If you had an operator A-hat whose eigenvectors form a complete basis for the Hilbert space has only real eigenvalue how would you prove that is was Hermitian?

2. Nov 5, 2008

### Hurkyl

Staff Emeritus
You wouldn't. That's not even true when restricted to 2x2 matrices whose entries are all real!

(And please don't post the same thing multiple times. We don't tolerate it on this forum)

3. Nov 5, 2008

### jostpuur

Could it be you confused the problem with some claim about spectrum? If 2x2 matrix is diagonalizable with real eigenvalues, isn't it quite Hermitian then? And isn't eigenvectors forming a complete basis the same thing as diagonalizability?

4. Nov 5, 2008

### Hurkyl

Staff Emeritus
A diagonal matrix with real eigenvalues is Hermitian. But not necessarily if the matrix is merely diagonalizable with real eigenvalues. Why should $(PDP^{-1})^* = PDP^{-1}$?

5. Nov 5, 2008

### jostpuur

I see... so symmetry of a matrix isn't always conserved in coordinate transformations. It would have fixed the problem, if maddogtheman had mentioned his basis to be orthogonal?

6. Nov 5, 2008

I assumed the basis to be orthogonal but I think it makes for a rigorous proof.

7. Nov 5, 2008

doesn't make*

8. Nov 5, 2008

### jostpuur

The problem is that $$T\mapsto T^{\dagger}$$ does not commute with all linear coordinate transformations, so actually we never should speak about a linear mapping being Hermitian. A simple fact, which I had never thought about before. Instead, we should speak about linear mapping being Hermitian with respect to some basis (or with respect to a certain kind of collection of different basis).

Examine

$$(\psi_i | (T-T^{\dagger})\psi_j)$$

with orthogonal eigenvectors $$\psi_k$$, which satisfy $$T\psi_k = \lambda_k \psi_k$$.

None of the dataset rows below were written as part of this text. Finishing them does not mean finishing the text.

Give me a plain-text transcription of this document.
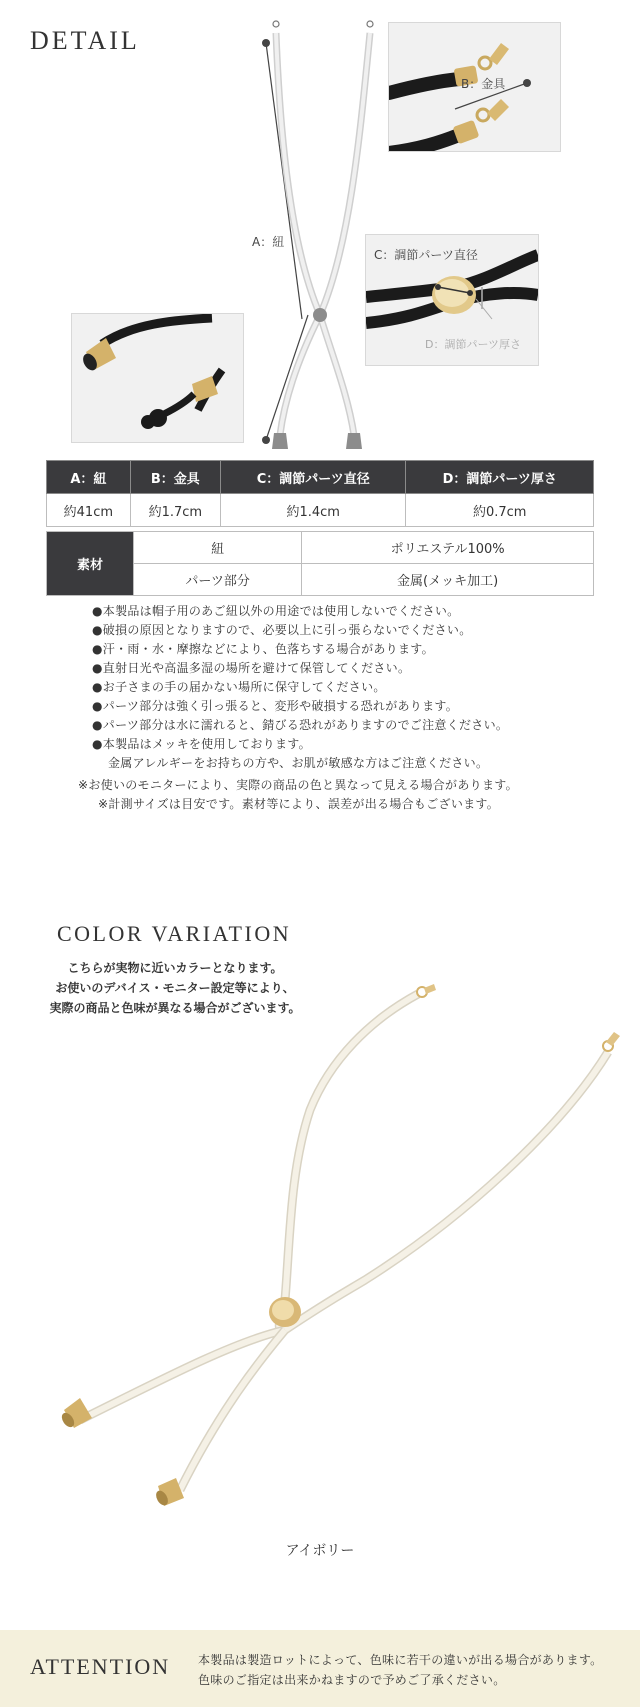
DETAIL
A：紐
B：金具
C：調節パーツ直径
D：調節パーツ厚さ
A：紐	B：金具	C：調節パーツ直径	D：調節パーツ厚さ
約41cm	約1.7cm	約1.4cm	約0.7cm
素材	紐	ポリエステル100%
	パーツ部分	金属(メッキ加工)
●本製品は帽子用のあご紐以外の用途では使用しないでください。
●破損の原因となりますので、必要以上に引っ張らないでください。
●汗・雨・水・摩擦などにより、色落ちする場合があります。
●直射日光や高温多湿の場所を避けて保管してください。
●お子さまの手の届かない場所に保守してください。
●パーツ部分は強く引っ張ると、変形や破損する恐れがあります。
●パーツ部分は水に濡れると、錆びる恐れがありますのでご注意ください。
●本製品はメッキを使用しております。
金属アレルギーをお持ちの方や、お肌が敏感な方はご注意ください。
※お使いのモニターにより、実際の商品の色と異なって見える場合があります。
※計測サイズは目安です。素材等により、誤差が出る場合もございます。
COLOR VARIATION
こちらが実物に近いカラーとなります。
お使いのデバイス・モニター設定等により、
実際の商品と色味が異なる場合がございます。
アイボリー
ATTENTION 本製品は製造ロットによって、色味に若干の違いが出る場合があります。
色味のご指定は出来かねますので予めご了承ください。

(edit: I first wrote complicated instructions, and then edited them simpler)

Last edited: Nov 5, 2008
9. Nov 6, 2008

### jostpuur

For example, if

$$T = \left(\begin{array}{cc} 1 & 2 \\ 0 & 3 \\ \end{array}\right)$$

then the vectors

$$u_1 = \left(\begin{array}{c} 1 \\ 0 \\ \end{array}\right),\quad u_2 = \left(\begin{array}{c} 1 \\ 1 \\ \end{array}\right)$$

are the eigenvectors with eigenvalues $$\lambda_1 = 1$$ and $$\lambda_2 = 3$$. So the matrix is diagonalizable with real eigenvalues, but it is not Hermitian since $$T \neq T^{\dagger}$$.

Lols.

But if we define a new inner product $$(u_i|u_j)=\delta_{ij}$$, and a new conjugate mapping $$T\mapsto T^{\dagger}$$ by $$(\psi|T^{\dagger}\phi)=(T\psi|\phi)$$ with the new inner product, then $$T$$ becomes Hermitian.

10. Nov 6, 2008

### StatusX

This is because the adjoint of an operator is only defined with respect to an inner product. Specifically, it is the operator $A^\dagger$ such that $(u,Av) = (A^\dagger u,v)$ for all vectors u and v. In terms of matrices, as long as we write the coefficients in an orthonormal basis, this just amounts to taking the conjugate transpose. And this will also be true in any other orthonormal basis, where the other orthonormal bases are precisely the ones which can be reached by a unitary transformation (with which the adjoint operation does commute).

As for the OP, it depends on whether the eigenvectors are orthonormal. If so, then the answer should be easy based on what I just said.